Hillary Clinton was no George Marshall in the job, but next to this boob, she looks like the reincarnation of Thomas Jefferson:
John Kerry invents country of Kyrzakhstan
In an embarrassing slip of the tongue, Mr Kerry last week praised US diplomats working to secure “democratic institutions” in the Central Asian country, which does not exist.
The newly minted diplomat was referring to Kyrgyzstan, a poor, landlocked nation of 5.5 million, which he appeared to confuse with its resource-rich neighbour to the north, Kazakhstan.
The State Department kindly omitted the error in the official transcript of Wednesday’s speech, which Mr Kerry delivered on the eve of his first foreign trip as secretary of state.

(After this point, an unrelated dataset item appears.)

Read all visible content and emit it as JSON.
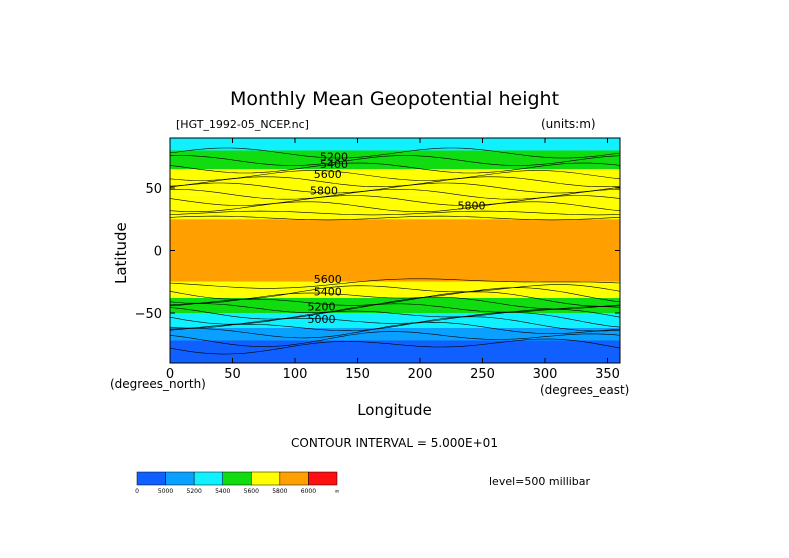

Mr Kerry’s flub was all the more awkward, because Kyrgyzstan is a key ally in the U.S.-led war in Afghanistan and a major recipient of US aid, which totalled $41 million (£27 million) in 2011.
As a local radio wag wondered, can Kerry see Kyrzakhstan from his house (which is on a hill after all)?
John Kerry isn’t a dope because he confused two (or more) inconsequential eastern European states. He’s just a dope. This sort of thing is just further proof. He and Biden will make a great comedy team. Add Hagel and we can call them the Three Stooges.